La experiencia de las matronas del Hospital de Úbeda, toda una referencia.

Antonio L. Muñoz

6 de noviembre de 2018, 18:52 | Actualizado a

¿Cómo y cuándo empezaron los cambios en el Hospital de Úbeda?

Podría decir hasta la fecha: 1 de enero de 1998.

Una matrona llamada Blanca Herrera, recién titulada, con un libro fotocopiado bajo el brazo, llegaba al paritorio. El documento era Cuidados del Parto Normal: Una guía práctica de la OMS. Gracias a su empuje y a un excelente ambiente, nos propusimos mejorar la asistencia al parto normal.

Empezamos por eliminar la práctica rutinaria de separar a los bebés de sus madres nada más nacer. Para convencer a ginecólogos, pediatras, y sobre todo a nosotras mismas, tuvimos que realizar una investigación. En aquel entonces, en nuestro paritorio no había buena accesibilidad a la epidural. Todos habíamos hecho un curso de experto en salud sexual y reproductiva para actualizar conocimientos, por lo que el resultado no podía ser otro: para evitar sufrimientos innecesarios a la mujer, limitábamos la amniotomía (rotura de bolsa), la estimulación con oxitocina y fomentábamos la deambulación, la monitorización intermitente y las alternativas para el alivio del dolor (ducha, acompañamiento, inyecciones de agua estéril...).

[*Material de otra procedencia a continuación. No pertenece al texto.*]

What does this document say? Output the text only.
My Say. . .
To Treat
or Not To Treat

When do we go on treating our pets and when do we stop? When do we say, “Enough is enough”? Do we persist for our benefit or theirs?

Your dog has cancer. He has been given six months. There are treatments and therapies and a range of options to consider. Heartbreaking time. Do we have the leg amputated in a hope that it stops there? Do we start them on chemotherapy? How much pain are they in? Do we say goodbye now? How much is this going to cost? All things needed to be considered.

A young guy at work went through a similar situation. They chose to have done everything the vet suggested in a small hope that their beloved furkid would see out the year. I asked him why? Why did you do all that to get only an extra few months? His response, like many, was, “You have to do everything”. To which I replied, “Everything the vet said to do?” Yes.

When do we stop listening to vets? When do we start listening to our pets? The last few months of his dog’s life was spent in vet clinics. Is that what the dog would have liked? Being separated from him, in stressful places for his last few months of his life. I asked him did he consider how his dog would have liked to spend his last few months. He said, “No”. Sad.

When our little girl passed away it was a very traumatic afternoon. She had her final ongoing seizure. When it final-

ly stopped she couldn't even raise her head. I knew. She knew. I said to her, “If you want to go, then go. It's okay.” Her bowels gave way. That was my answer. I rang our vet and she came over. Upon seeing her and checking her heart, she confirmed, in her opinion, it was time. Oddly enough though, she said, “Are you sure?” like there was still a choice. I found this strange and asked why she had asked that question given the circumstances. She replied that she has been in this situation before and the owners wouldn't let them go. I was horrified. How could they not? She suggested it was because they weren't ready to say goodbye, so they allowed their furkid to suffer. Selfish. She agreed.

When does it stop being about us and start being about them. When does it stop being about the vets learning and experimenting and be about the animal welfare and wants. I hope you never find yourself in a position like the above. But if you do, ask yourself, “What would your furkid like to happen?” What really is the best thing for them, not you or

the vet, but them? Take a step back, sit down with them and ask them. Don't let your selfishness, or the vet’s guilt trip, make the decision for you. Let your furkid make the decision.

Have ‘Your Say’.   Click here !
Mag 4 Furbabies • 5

Casi sin darnos cuenta aprendimos una nueva forma de acompañar en los partos. En el año 2000 decidimos suprimir el enema, aunque no se eliminó del todo hasta 2003. Vinieron otros cambios: la episiotomía selectiva (pasamos de un 77% en 1998 a un 16% en 2005) y las alternativas en el expulsivo.

Todo sin apenas medios pero con una buena dosis de imaginación. Por ejemplo, no teníamos taburete para partos, pero nos apañábamos con el silloncito del acompañante. Todas estas buenas prácticas están recogidas desde 1999 en la Guía de Asistencia al Parto Poco Intervencionista del Hospital de Úbeda, que ha servido de referencia para muchos hospitales.

Hemos incorporado el contacto precoz piel con piel tras el parto y cesárea, aunque en este último caso, tras la operación, es el padre quien continúa con el contacto. Todo es mejorable y entendemos que lo ideal sería la no separación de la madre y el bebé en estos casos. Todo se andará.

Y apostamos por la lactancia materna mediante nuestra colaboración con el grupo de apoyo Nacer y Mamar de Úbeda.

En un curso aprendí que los elementos de la competencia profesional eran: saber (conocimientos), saber hacer (habilidades), saber ser (actitudes), querer hacer (motivación) y poder hacer (aptitud profesional y medios).

De nada sirve tener buena formación si no hay buena actitud y motivación.

Ésta ha sido la clave; creernos que otro tipo de parto era posible y contagiar esa motivación a los compañeros. He dejado para el final el cambio más importante: saber escuchar a las mujeres y generarles la confianza necesaria para su parto, tal como hacían las antiguas matronas y parteras. Saludos desde Úbeda, ciudad del renacimiento.

Este testimonio va dedicado a las compañeras que un día creyeron que otro parto era posible.